Finmeccanica. Lybian Investment Authority detiene anche una quota del 2,01 per cento in Finmeccanica. Grazie alla collegata Ansaldo Sts, la società guidata da Pierfrancesco Guarguaglini ha una buona presenza in Libia. Nel luglio del 2009, Finmeccanica e Libya Africa Investment Portfolio, il fondo di investimento posseduto da Lia, hanno costituito una joint venture paritetica per una cooperazione strategica nei settori dell'aerospazio, trasporti ed energia. Inoltre, Finmeccanica si è aggiudicata numerosi contratti in Libia attraverso le sue controllate, come Ansaldo Sts e Selex Sistemi Integrati. Nel campo elicotteristico, AgustaWestland ha messo in piedi un sistema industriale di manutenzione e assemblaggio tramite la Liatec. Si calcola che le commesse di Finmeccanica in Libia ammontino a circa 1 miliardo di euro nei settori dell'elicotteristica civile e ferroviario.

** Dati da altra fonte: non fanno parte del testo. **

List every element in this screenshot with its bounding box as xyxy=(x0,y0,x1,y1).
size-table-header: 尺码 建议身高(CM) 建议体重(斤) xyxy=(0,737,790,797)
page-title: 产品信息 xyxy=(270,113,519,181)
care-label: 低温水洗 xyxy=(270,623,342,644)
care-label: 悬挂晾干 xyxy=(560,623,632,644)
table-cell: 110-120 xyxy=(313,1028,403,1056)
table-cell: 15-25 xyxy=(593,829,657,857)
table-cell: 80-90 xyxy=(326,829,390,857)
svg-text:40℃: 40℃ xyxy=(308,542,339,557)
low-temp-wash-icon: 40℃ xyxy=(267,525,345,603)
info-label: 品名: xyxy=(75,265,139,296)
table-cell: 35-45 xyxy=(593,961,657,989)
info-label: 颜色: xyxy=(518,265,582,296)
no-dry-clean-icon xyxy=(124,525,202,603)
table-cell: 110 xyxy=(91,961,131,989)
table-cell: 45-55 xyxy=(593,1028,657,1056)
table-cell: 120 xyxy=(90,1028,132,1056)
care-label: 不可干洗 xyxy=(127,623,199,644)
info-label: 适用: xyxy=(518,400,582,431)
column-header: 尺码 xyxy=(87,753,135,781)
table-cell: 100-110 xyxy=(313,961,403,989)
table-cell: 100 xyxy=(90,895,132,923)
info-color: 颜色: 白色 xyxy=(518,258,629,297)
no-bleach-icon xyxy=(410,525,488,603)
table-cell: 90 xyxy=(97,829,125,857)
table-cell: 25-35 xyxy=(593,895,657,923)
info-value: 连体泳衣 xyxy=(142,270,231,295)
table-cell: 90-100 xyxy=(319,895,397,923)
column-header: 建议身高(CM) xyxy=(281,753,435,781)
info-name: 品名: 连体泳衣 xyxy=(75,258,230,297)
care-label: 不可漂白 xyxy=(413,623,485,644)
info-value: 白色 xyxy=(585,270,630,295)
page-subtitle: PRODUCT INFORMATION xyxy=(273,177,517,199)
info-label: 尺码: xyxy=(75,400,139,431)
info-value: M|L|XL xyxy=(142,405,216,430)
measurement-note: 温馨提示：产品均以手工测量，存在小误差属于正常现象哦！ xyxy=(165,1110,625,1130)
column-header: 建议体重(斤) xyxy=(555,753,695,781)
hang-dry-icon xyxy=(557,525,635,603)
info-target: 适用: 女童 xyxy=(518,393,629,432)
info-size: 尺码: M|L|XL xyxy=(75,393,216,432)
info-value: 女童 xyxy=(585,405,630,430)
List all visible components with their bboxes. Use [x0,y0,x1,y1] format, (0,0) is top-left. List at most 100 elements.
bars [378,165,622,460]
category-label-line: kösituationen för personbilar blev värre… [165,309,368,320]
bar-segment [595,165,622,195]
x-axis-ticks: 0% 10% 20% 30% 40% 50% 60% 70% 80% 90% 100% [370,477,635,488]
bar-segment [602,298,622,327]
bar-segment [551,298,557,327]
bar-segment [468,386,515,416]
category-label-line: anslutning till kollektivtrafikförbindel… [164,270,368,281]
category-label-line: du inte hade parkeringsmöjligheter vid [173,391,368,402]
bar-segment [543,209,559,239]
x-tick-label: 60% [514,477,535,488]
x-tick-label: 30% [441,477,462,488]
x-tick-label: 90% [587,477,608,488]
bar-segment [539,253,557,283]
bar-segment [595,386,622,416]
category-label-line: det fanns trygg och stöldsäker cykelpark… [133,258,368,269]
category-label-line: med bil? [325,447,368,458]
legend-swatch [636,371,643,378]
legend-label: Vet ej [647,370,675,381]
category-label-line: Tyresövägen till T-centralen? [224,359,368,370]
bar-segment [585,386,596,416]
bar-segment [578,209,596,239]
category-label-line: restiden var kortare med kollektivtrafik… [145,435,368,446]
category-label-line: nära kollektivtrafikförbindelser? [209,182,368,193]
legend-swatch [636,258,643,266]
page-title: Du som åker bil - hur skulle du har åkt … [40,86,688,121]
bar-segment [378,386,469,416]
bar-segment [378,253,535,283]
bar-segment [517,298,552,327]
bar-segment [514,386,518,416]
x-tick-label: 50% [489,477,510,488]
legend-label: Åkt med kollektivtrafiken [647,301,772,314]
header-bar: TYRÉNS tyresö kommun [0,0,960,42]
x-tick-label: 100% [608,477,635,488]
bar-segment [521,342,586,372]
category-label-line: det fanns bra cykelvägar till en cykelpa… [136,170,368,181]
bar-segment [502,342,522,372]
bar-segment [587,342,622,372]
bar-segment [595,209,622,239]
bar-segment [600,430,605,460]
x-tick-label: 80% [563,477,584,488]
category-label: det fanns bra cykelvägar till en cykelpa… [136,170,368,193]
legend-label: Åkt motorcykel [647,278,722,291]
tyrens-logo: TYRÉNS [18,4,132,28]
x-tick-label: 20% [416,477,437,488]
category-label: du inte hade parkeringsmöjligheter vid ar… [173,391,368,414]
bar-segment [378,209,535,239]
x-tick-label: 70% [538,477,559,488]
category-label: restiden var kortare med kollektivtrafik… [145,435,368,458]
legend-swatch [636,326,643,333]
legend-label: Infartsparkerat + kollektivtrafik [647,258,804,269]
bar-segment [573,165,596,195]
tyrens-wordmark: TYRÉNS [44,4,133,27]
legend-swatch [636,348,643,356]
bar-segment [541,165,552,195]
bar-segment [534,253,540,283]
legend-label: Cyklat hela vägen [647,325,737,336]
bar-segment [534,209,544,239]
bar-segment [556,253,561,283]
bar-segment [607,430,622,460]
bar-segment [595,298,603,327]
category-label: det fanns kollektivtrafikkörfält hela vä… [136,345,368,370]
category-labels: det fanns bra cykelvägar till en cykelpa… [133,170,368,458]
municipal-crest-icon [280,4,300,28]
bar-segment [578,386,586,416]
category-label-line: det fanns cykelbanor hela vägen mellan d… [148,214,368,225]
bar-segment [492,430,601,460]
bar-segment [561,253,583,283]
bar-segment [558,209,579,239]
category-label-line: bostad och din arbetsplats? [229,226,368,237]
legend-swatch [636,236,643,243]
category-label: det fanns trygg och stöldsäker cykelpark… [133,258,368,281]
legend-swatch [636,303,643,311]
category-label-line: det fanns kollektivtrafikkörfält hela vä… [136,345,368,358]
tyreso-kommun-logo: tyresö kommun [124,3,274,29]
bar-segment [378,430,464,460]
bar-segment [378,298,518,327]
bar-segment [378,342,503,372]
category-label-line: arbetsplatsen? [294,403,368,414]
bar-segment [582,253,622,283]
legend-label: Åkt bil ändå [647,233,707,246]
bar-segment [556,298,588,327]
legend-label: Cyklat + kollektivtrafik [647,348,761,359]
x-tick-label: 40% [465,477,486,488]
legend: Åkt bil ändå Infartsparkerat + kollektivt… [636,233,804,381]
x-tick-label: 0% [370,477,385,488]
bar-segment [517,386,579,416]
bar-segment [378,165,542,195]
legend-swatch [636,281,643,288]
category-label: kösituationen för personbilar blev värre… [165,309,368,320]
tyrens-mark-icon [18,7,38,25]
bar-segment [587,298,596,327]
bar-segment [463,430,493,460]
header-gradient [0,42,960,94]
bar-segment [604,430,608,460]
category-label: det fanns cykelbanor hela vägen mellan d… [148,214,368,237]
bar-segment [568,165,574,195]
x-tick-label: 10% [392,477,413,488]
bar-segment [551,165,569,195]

Impregilo. Altrettanto presente sul suolo libico è Impregilo. Quest’ultima è impegnata attraverso una società mista, partecipata dalla multinazionale italiana al 60% e al 40% da Libyan development investment. Impregilo ha in essere progetti nel settore costruzioni, come la Conference hall di Tripoli, la realizzazione di tre poli universitari e la progettazione e realizzazione di lavori infrastrutturali e di opere di urbanizzazione nelle città di Tripoli e Misurata. Si tratta di ordini che si aggirano, complessivamente, attorno al miliardo di euro.

"L' Autostrada dell'amicizia". Poi vi è la famosa Autostrada dell'amicizia. La maxi infrastruttura chiesta dal colonnello Gheddafi come riparazione per i danni subiti nel periodo coloniale. Con i suoi 1700 km, che dovrebbero attraversare la Libia da Rass Ajdir a Imsaad, ovvero dal confine con l'Egitto a quello con la Tunisia, è la più imponente e impegnativa infrastruttura stradale mai realizzata da aziende italiane, con tempi di lavoro stimati fino a vent'anni e una spesa di 3 miliardi di dollari. Al termine di una gara affidata a una commissione italo-libica, il raggruppamento di imprese costituito da Anas (capofila)- Progetti Europa & Global - Talsocotec si è aggiudicato la gara da 125,5 milioni di euro, bandita dall'ambasciata di Tripoli in Italia, per il servizio di 'advisor' per tutto il processo che condurrà alla costruzione dell'autostrada. Oggi, anche in questo caso, è tutto fermo.

La Juventus, Telecom e Alitalia, Edison e Grimaldi, Visa e Saipem. Altre società interessate da capitali libici sono la Juventus, di cui la Libyan arab foreign investment company detiene ancora una quota pari al 7,5%. Presenze minori, ma che avevano possibilità di forte crescita, risultano in Eni e Telecom. Lybian Post, con il 14,8%, è presente in Retelit, operatore di tlc specializzato nella fornitura di servizi a banda larga a enti e aziende. L'elenco delle imprese che fanno affari in Libia inoltre comprende anche Telecom e Alitalia, Edison e Grimaldi, Visa e Saipem.

Una nuova Somalia. E c'è ancorta un’altra ragione se l’Italia vive queste ore con grande preoccupazione: se i piani di Parigi e Londra non andassero in porto ci troveremmo con una nuova Somalia nel cortile di casa, eventualità catastrofica che avrebbe ricadute sulle nostre coste e sui nostri pregressi rapporti commerciali.

Per tutti questi motivi oggi l’Italia si trova nell'indesiderata e paradossale posizione di dover sperare innanzitutto nel successo pieno di un'operazione che vive anche nel ruolo di vittima; e poi, che in tutto ciò, nel post Gheddafi, riesca a farsi rispettare.